7 Responses to “The Weekend Is Over and Today Is Monday: A Story of Survival”

  1. tiffanized said

    I hope you were not being facetious when you asked what I did this weekend, because I’m going to tell you. I killed a turtle. It was awful, unintentional and traumatic. I’ve had trouble sleeping since it happened. I had to get the neighbor to move it for me because I was so upset, at which time he reminded me that the last time I asked for his help was to move a dead cat (which I didn’t kill). I accidentally watched the USA vs Mexico soccer game Saturday night at a Mexican restaurant, where the people were rooting for USA too because they were actually Guatemalan and kind of pissed at Mexico. We left because the restaurant was closing at 9:30. The score was 2-0 USA when we left and by the time we got home ten minutes later it was tied. I fell asleep for the part where Mexico won, waking up in time to watch “Mrs. Doubtfire” in Spanish, which I highly recommend. Sunday night I went out to drink Victory Golden Monkey. I also like Lagunitas Gnarlywine. My beer selection process has nothing to do with taste and everything to do with cheapness-to-ABV ratio. I like a lot of the Lagunitas beers, too, not for taste but for their creative naming.

    I went to Philadelphia for an hour one time and ate at Pat’s and Geno’s. They are both cheesesteak Nazis. God forbid someone hasn’t worked out what they want when they get to the window–no cheesesteak for you! Though I understand this because there are like six options and the line wait time is ridiculous so you should be able to get your shit together by order time. There are separate windows and lines for buying drinks. You buy your cheesesteak, pay (cash only because for some reason no one can run a credit card north of Delaware), then get in a separate line for drinks and/or fries. And if you are at Geno’s you better order Freedom Fries because if you mention the French you end up being called a socialist and having an American flag shoved up your butt. It is also unwise to have a Pat’s drink cup at Geno’s or vice-versa. I wish they emphasized table cleanliness the way they enforce cup purity.


      In New Jersey, you’re required to complete 6 hours of driving with an instructor before you can get your permit. So, at 16, I was out on my first hour driving ever, and I was on a narrow and windy country road with no shoulder. And a turtle was right there in my wheel path, and traffic was coming the other way. So I couldn’t swerve. And the instructor told me I had to just hit him. But it was summer and the windows were down, so it was extra super traumatic. Everyone thought it was so funny and bought me turtle shit for years and years afterward which I think means I have some pretty fucked up friends and family…

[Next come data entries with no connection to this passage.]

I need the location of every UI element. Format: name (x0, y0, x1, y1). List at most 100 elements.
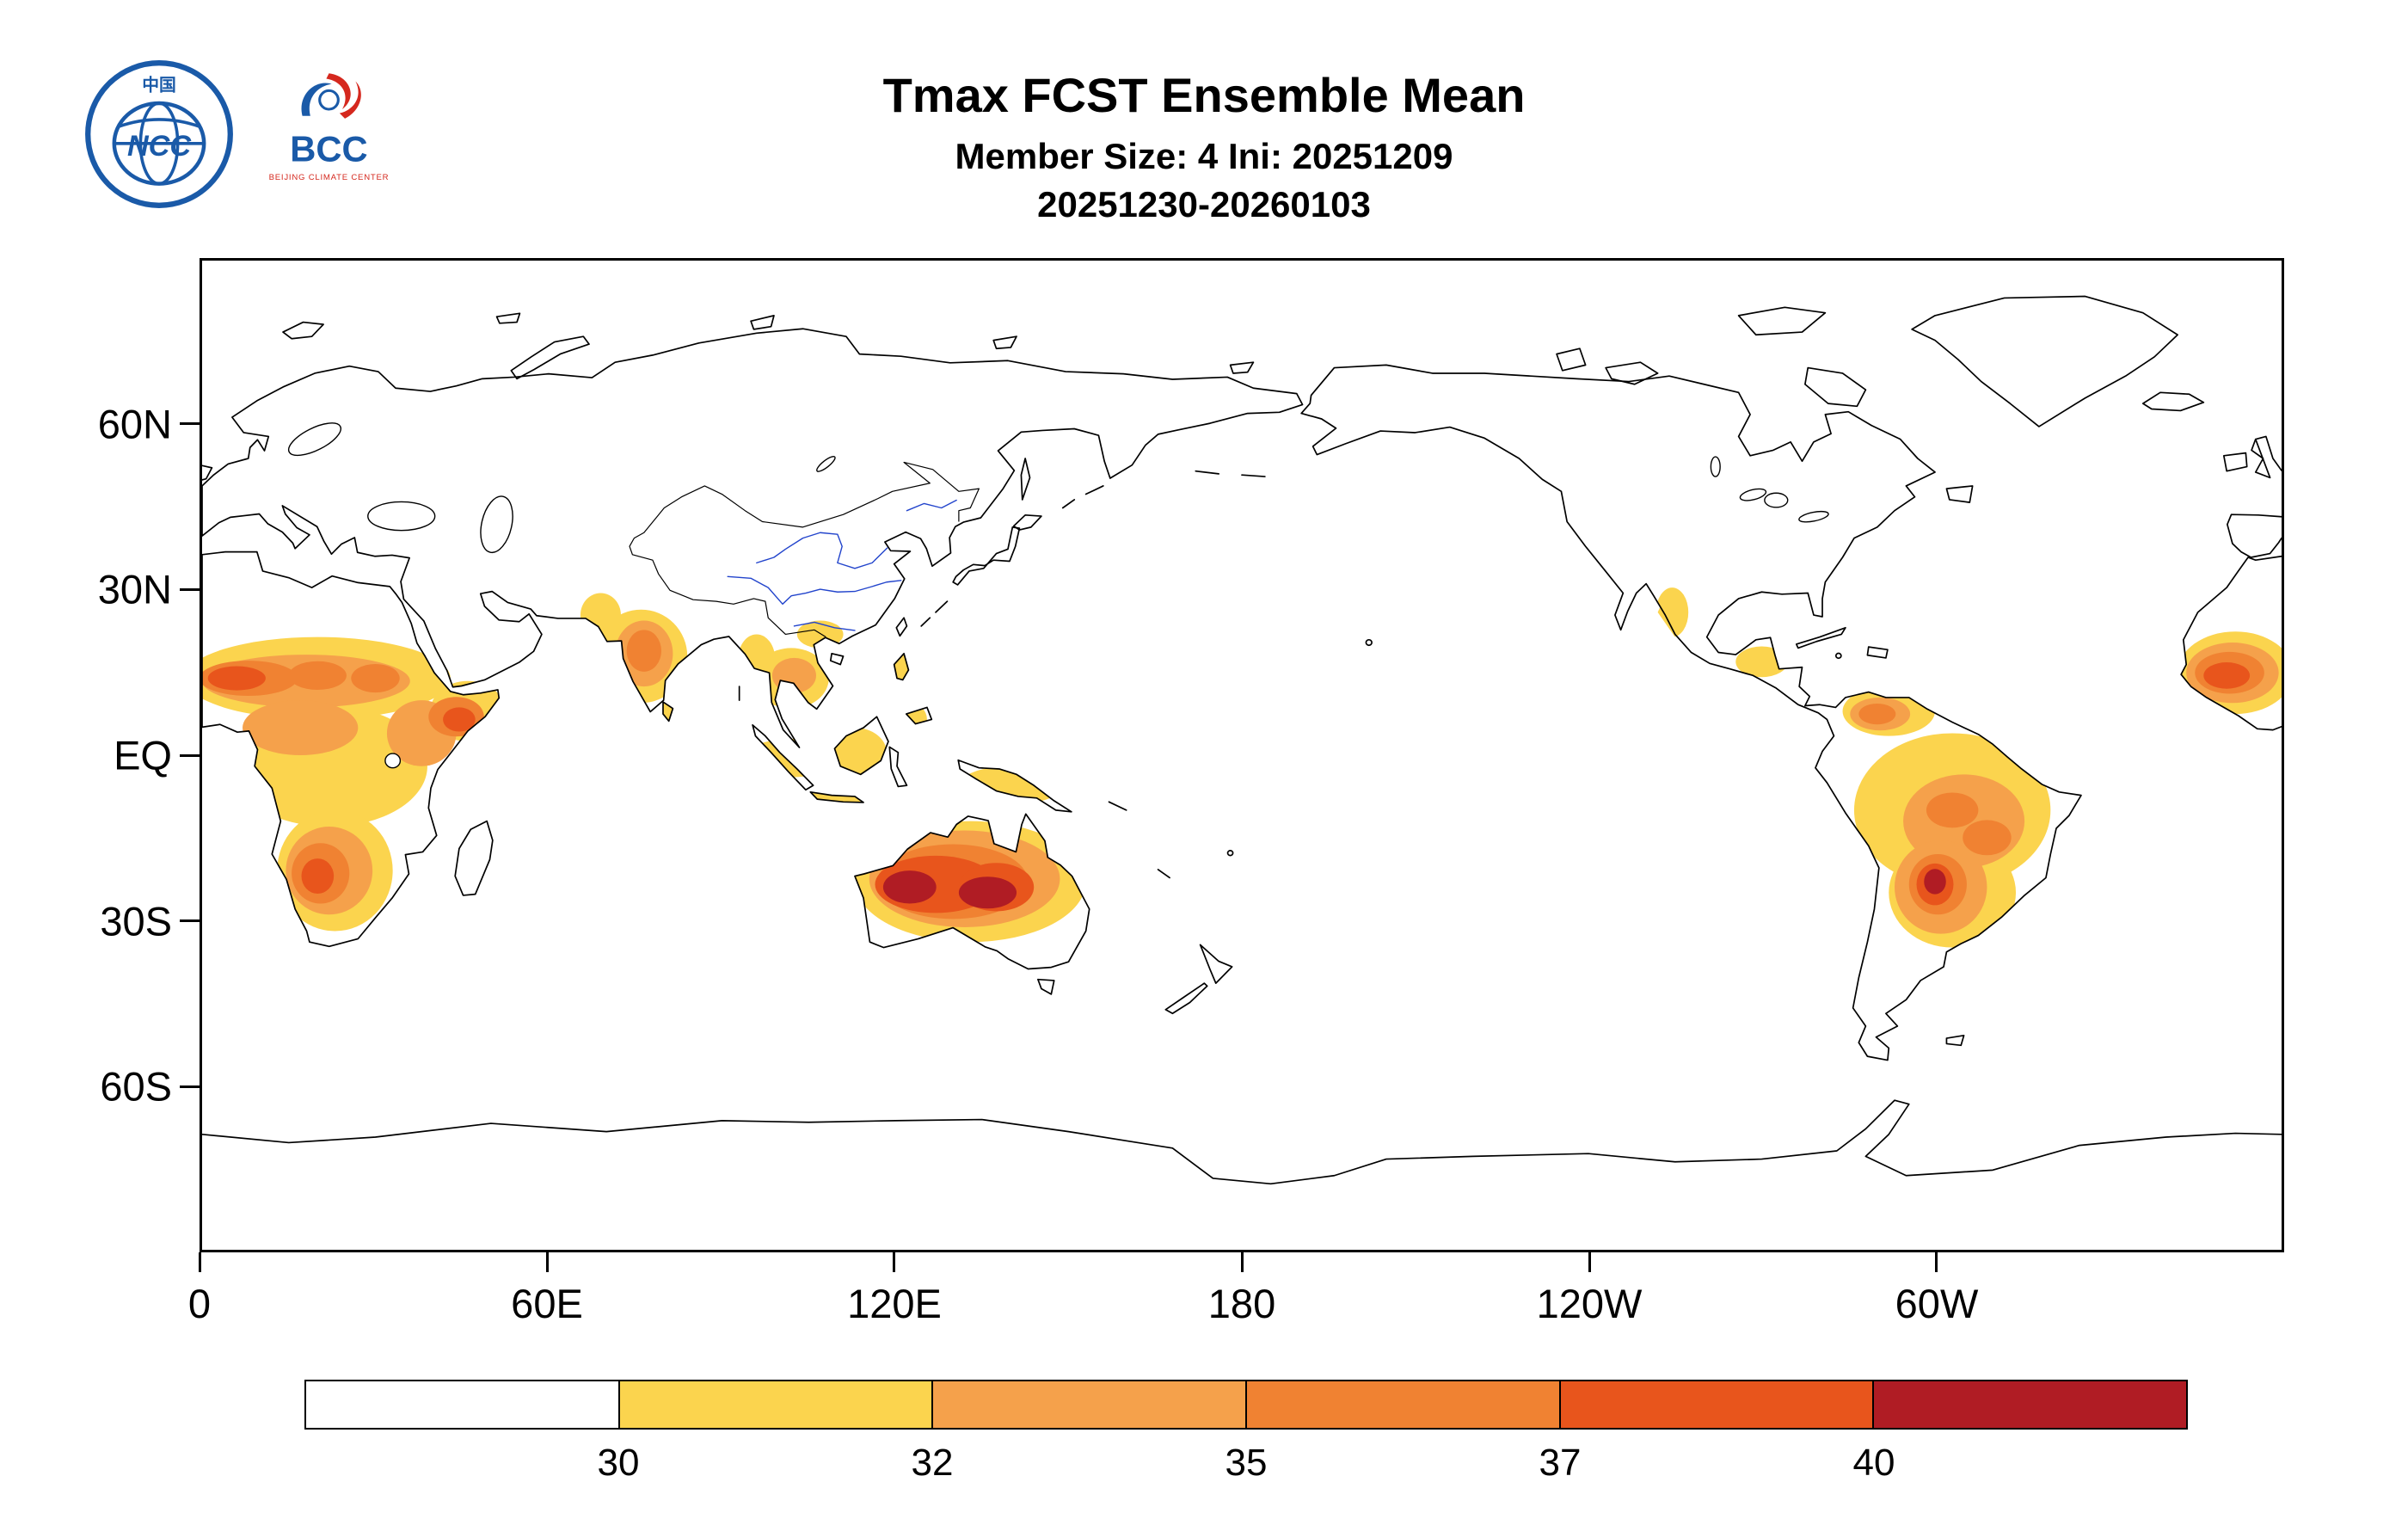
y-axis-tick (180, 1085, 200, 1088)
lake-winnipeg (1711, 457, 1720, 477)
ncc-logo-top-text: 中国 (142, 76, 176, 95)
coastline-victoria-island (1606, 362, 1657, 384)
x-axis-tick (198, 1252, 201, 1272)
bcc-logo: BCC BEIJING CLIMATE CENTER (269, 73, 390, 182)
coastline-baffin (1805, 368, 1866, 407)
coastline-new-guinea (958, 760, 1072, 812)
coastline-west-africa-wrap (2181, 557, 2282, 730)
ncc-logo-abbr: NCC (127, 130, 192, 163)
y-axis-label: 60N (97, 401, 172, 447)
coastline-novaya-zemlya (511, 336, 589, 378)
bcc-logo-swirl-red (326, 73, 351, 109)
coastline-iberia-wrap (2227, 514, 2282, 557)
colorbar-segment (931, 1381, 1246, 1428)
world-map (202, 261, 2282, 1250)
y-axis-label: 30N (97, 566, 172, 612)
coastline-antarctica (202, 1100, 2282, 1184)
coastline-americas (1301, 365, 2081, 1060)
coastline-small-island-chains (740, 471, 1265, 878)
x-axis-tick (1240, 1252, 1244, 1272)
baltic-sea (284, 416, 346, 462)
x-axis-label: 180 (1207, 1281, 1276, 1326)
coastline-tasmania (1038, 980, 1054, 994)
fiji-icon (1228, 851, 1233, 856)
bcc-logo-caption: BEIJING CLIMATE CENTER (269, 173, 390, 182)
colorbar (304, 1380, 2188, 1430)
coastline-sumatra (752, 725, 814, 790)
jamaica-icon (1836, 653, 1841, 658)
x-axis-tick (1588, 1252, 1591, 1272)
x-axis-label: 60W (1895, 1281, 1979, 1326)
coastline-wrangel (1231, 362, 1254, 373)
colorbar-boundary-label: 37 (1539, 1442, 1582, 1484)
ncc-logo-outer-ring (85, 60, 233, 208)
y-axis-tick (180, 919, 200, 923)
coastline-england-left (202, 465, 212, 480)
lake-erie-ontario (1798, 509, 1829, 524)
coastline-newfoundland (1946, 486, 1972, 502)
china-overlay-layer (630, 462, 979, 637)
coastline-madagascar (455, 821, 493, 895)
china-border (630, 462, 979, 637)
coastline-cuba (1797, 628, 1846, 649)
coastline-sakhalin (1021, 458, 1029, 500)
x-axis-tick (1935, 1252, 1938, 1272)
hawaii-icon (1366, 640, 1372, 645)
lake-superior (1739, 487, 1767, 503)
pearl-river (794, 622, 855, 630)
y-axis-tick (180, 587, 200, 591)
coastline-ireland (2224, 453, 2247, 471)
x-axis-label: 120E (847, 1281, 942, 1326)
lake-michigan-huron (1765, 493, 1788, 507)
x-axis-label: 120W (1536, 1281, 1643, 1326)
colorbar-segment (1872, 1381, 2187, 1428)
colorbar-boundary-label: 40 (1852, 1442, 1895, 1484)
x-axis-tick (893, 1252, 896, 1272)
coastline-mindanao (906, 707, 932, 723)
coastline-greenland (1912, 297, 2178, 427)
lakes-layer (284, 416, 1829, 767)
x-axis-label: 60E (511, 1281, 583, 1326)
coastline-ellesmere (1739, 307, 1826, 335)
ncc-logo-parallels (114, 118, 205, 145)
y-axis-label: 60S (100, 1063, 172, 1110)
coastline-hokkaido (1014, 515, 1041, 530)
coastline-nz-north (1201, 944, 1232, 983)
bcc-logo-pinwheel (301, 73, 361, 119)
x-axis-label: 0 (187, 1281, 212, 1326)
coastline-sri-lanka (663, 702, 673, 721)
coastline-britain (2251, 436, 2282, 477)
colorbar-segment (617, 1381, 932, 1428)
x-axis-tick (545, 1252, 549, 1272)
coastline-japan-honshu (953, 527, 1019, 585)
coastline-hispaniola (1867, 647, 1888, 658)
coastline-iceland (2143, 392, 2204, 410)
fill-level-32-35 (202, 620, 2279, 934)
yellow-river (757, 532, 888, 569)
fill-level-over-40 (882, 869, 1946, 909)
colorbar-segment (1245, 1381, 1559, 1428)
chart-subtitle: Member Size: 4 Ini: 20251209 (955, 136, 1453, 176)
coastline-banks-island (1557, 348, 1586, 371)
ncc-logo: 中国 NCC (85, 60, 233, 208)
lake-baikal (815, 454, 838, 473)
coastline-franz-josef (497, 313, 520, 323)
coastline-sulawesi (889, 747, 906, 786)
coastline-severnaya-zemlya (751, 316, 774, 329)
songhua-river (906, 501, 956, 511)
coastline-new-siberian-islands (993, 336, 1017, 348)
chart-valid-period: 20251230-20260103 (1037, 184, 1371, 224)
colorbar-segment (1558, 1381, 1873, 1428)
coastline-java (810, 792, 863, 803)
coastline-borneo (834, 716, 888, 774)
lake-victoria (385, 753, 400, 768)
chart-title: Tmax FCST Ensemble Mean (882, 68, 1526, 122)
colorbar-segment (306, 1381, 618, 1428)
bcc-logo-swirl-blue (301, 83, 332, 116)
y-axis-tick (180, 422, 200, 426)
coastline-taiwan (896, 618, 906, 636)
coastline-africa (202, 552, 499, 947)
colorbar-boundary-label: 30 (597, 1442, 640, 1484)
y-axis-tick (180, 753, 200, 757)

  2. I almost mini-golfed this weekend, too – family tradition and whatnot – but couldn’t find a decent course. Because we’re snobs about mini-golf. I got ice cream anyway though. I also got pelted on my person with a thousand dead stink bugs propelled by a fan, so it was good times all around.

    I’m certainly glad I don’t like the ladies, what with their murderous triflin’ ways and all. But I like cheesesteaks. And now I’m really hungry for one and can’t have one so that’s super.

  3. PWG said

    I drive with the understanding that if anything smaller than an elk presents itself to my front grill, it should haul ass or make peace with its Maker. I will brake. I will definitely brake, but I will not swerve because I am not eager for the afterlife or a wheelchair. Also, if you’re going to hit an ungulate you should brake hard and then right before contact let up on the brake so your front bumper lifts a bit. Less chance of shoveling hot bloody deer into your lap. My mother once hit a mountain lion with a long hood Gran Torino station wagon.

    On an equally horrific note, I remember driving through a tarantula migration once, dozens of them moving across the highway at the same time. You know why they do that? It’s because the male tarantulas don’t live with the females and they were crossing the highway to get to the women-spiders. So maybe you’re right, after all. Damn females.

    Congratulations on your mini golf win.

  4. Nix said

    I did not have cheesesteaks. I had homemade lasagne. It was good, really good. I had three helpings (they were small helpings ‘kay). BUT I WANNA CHEESESTEAK!!!!